What Makes A Cheese Non-GMO?


What makes a cheese non-GMO, and how can I identify non-GMO cheeses? 


The guarantee of a non-GMO product (made without using genetic engineering) can be tricky when it comes to cheese, which rarely contains ingredients that have themselves been genetically modified. For evidence of GMOs, then, we look further down the food chain. In the case of milk, animals may have been fed genetically modified products (such as certain varieties of corn, alfalfa hay, or soybeans), and the rennet (the enzyme used to coagulate that milk during cheesemaking) may have been produced using engineered microbes. Since tracking these isn’t always easy, the best way to shop with confidence is to buy non-GMO-verified or USDA Certified Organic products (both of which cannot contain GMOs).

Another solution is to buy from a cheesemaker you trust.
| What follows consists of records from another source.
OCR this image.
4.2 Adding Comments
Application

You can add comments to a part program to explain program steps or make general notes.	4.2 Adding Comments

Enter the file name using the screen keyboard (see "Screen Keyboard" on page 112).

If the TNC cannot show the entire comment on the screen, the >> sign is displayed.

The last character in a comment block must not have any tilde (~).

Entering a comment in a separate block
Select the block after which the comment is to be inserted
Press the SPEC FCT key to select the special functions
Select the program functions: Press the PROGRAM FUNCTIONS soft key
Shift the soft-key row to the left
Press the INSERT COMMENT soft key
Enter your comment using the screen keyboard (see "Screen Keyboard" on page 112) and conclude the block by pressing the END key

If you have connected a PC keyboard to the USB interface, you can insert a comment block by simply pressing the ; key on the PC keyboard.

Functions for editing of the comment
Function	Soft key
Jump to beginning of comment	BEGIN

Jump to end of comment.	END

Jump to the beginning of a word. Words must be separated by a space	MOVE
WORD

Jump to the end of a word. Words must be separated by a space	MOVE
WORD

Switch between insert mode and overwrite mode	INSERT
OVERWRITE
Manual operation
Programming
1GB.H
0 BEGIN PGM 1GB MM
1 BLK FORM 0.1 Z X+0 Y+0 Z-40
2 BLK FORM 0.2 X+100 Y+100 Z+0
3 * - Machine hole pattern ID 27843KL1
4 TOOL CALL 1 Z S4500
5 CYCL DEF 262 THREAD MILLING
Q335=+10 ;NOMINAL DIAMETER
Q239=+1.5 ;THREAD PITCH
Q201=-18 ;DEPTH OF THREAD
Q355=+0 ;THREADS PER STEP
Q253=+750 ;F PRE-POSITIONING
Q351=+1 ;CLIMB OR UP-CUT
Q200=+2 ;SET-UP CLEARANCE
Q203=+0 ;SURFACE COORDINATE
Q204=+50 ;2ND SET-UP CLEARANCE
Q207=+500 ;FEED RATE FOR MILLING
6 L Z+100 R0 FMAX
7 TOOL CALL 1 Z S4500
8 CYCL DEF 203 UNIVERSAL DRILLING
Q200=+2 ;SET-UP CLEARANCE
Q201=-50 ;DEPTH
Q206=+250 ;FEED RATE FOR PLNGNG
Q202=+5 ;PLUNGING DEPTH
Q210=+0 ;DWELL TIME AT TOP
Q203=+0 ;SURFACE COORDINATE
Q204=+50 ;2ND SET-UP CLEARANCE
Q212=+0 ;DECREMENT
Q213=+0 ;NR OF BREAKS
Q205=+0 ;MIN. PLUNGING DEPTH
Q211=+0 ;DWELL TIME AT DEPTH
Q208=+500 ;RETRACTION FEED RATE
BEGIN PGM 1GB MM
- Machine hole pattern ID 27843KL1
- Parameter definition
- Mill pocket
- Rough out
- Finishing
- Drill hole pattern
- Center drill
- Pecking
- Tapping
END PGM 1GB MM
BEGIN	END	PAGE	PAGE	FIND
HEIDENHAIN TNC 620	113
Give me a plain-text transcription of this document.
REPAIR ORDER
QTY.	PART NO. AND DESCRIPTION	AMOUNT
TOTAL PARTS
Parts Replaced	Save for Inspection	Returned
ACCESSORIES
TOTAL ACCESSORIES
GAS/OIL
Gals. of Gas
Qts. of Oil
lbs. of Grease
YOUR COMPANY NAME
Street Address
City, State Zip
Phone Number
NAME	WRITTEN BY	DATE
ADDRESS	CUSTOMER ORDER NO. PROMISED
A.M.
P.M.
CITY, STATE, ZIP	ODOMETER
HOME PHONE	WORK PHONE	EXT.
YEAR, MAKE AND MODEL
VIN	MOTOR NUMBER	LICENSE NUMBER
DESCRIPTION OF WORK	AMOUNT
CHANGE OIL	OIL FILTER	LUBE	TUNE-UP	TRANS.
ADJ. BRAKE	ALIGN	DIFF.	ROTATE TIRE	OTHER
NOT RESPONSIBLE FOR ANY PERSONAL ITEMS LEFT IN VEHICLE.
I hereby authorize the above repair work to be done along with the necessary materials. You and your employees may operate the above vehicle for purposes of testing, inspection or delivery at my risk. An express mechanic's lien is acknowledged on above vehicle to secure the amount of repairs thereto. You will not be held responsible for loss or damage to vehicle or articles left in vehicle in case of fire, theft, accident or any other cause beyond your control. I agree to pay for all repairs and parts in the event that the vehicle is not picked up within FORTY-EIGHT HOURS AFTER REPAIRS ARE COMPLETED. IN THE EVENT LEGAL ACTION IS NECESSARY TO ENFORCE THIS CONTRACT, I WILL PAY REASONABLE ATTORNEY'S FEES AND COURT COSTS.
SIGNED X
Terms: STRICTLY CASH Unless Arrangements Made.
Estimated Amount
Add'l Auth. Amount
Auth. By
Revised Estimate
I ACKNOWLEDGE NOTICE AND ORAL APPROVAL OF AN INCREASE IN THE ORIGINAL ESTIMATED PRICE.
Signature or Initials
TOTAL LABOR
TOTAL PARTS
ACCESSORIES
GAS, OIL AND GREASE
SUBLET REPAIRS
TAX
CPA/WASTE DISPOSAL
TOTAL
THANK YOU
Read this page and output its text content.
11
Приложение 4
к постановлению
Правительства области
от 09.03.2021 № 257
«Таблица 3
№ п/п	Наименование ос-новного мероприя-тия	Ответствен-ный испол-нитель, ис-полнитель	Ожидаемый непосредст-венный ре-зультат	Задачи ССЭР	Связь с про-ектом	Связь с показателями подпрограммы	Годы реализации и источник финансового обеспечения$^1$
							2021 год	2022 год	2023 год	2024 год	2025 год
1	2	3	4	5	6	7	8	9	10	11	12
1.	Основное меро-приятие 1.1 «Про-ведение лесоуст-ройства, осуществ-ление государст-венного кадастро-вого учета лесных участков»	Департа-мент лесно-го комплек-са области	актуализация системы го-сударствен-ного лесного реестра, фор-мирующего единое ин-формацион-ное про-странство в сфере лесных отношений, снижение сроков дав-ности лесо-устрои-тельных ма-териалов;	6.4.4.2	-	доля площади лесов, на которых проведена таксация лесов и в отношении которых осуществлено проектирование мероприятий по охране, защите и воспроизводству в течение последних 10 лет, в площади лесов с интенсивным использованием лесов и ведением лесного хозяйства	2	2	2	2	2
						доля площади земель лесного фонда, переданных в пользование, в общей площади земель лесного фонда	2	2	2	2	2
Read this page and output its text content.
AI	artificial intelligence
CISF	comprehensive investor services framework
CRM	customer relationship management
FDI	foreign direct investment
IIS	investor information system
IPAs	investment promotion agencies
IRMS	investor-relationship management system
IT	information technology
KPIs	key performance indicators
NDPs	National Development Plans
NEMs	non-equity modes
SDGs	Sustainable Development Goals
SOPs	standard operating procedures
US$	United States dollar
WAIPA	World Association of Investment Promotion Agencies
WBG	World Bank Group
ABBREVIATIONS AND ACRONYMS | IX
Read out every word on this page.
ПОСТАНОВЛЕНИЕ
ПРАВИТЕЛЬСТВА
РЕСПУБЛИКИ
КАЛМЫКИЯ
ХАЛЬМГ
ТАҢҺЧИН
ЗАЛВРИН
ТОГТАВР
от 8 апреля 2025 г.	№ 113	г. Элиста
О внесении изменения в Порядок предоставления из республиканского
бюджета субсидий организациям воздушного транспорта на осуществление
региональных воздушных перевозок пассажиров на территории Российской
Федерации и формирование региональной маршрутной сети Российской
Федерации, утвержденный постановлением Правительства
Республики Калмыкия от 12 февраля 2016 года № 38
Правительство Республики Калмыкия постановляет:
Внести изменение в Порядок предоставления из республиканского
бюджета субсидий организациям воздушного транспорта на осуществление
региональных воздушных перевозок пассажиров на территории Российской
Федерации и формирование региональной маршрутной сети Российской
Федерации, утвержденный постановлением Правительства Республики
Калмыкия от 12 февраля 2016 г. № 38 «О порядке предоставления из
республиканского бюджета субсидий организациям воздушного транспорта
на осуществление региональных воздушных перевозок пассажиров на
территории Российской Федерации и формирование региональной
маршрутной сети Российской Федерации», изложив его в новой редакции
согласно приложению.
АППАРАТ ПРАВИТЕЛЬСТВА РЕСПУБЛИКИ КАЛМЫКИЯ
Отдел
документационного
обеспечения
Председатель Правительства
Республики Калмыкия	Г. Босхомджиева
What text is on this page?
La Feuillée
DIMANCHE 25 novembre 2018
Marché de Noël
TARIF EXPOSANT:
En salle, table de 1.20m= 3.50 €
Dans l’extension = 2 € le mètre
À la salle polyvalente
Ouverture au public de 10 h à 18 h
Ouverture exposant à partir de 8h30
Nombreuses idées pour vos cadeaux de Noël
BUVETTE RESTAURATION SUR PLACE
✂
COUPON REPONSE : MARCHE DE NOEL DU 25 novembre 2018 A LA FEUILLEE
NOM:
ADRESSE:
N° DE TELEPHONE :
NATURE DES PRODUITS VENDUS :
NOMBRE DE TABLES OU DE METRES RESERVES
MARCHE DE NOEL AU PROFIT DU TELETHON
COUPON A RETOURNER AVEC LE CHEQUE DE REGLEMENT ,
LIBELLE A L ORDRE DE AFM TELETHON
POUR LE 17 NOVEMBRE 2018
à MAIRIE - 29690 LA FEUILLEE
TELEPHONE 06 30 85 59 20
For example, many small-scale farmstead operations use non-GMO feed and traditional or non-engineered microbial rennet but don’t pursue non-GMO or Certified Organic labeling due to cost and management obstacles. It pays to do a little research—if you seek local producers and inquire about milk source and other ingredients used, chances are you’ll find plenty of cheeses that satisfy your preferences.

Gianaclis Caldwell

Gianaclis Caldwell is the author of Mastering Artisan Cheesemaking, among other books. She manages the goat herd and cheesemaking operations at Pholia Farm Creamery in Oregon.

2 thoughts on “What Makes A Cheese Non-GMO?”

  1. Michelle Noel says:

    Besides Rumiano organic cheeses, Vermont Creamery and Montchevre, do you know of other cheeses with the Non GMO Project certification? I’m also curious about others currently in the certification process.

    1. Erika Kubick says:

      It’s a fairly new endeavor for the dairy industry, however we’ve seen Non Gmo cheeses from Rumiano Cheese Co., Trickling Springs, and Somerdale. Thanks for commenting!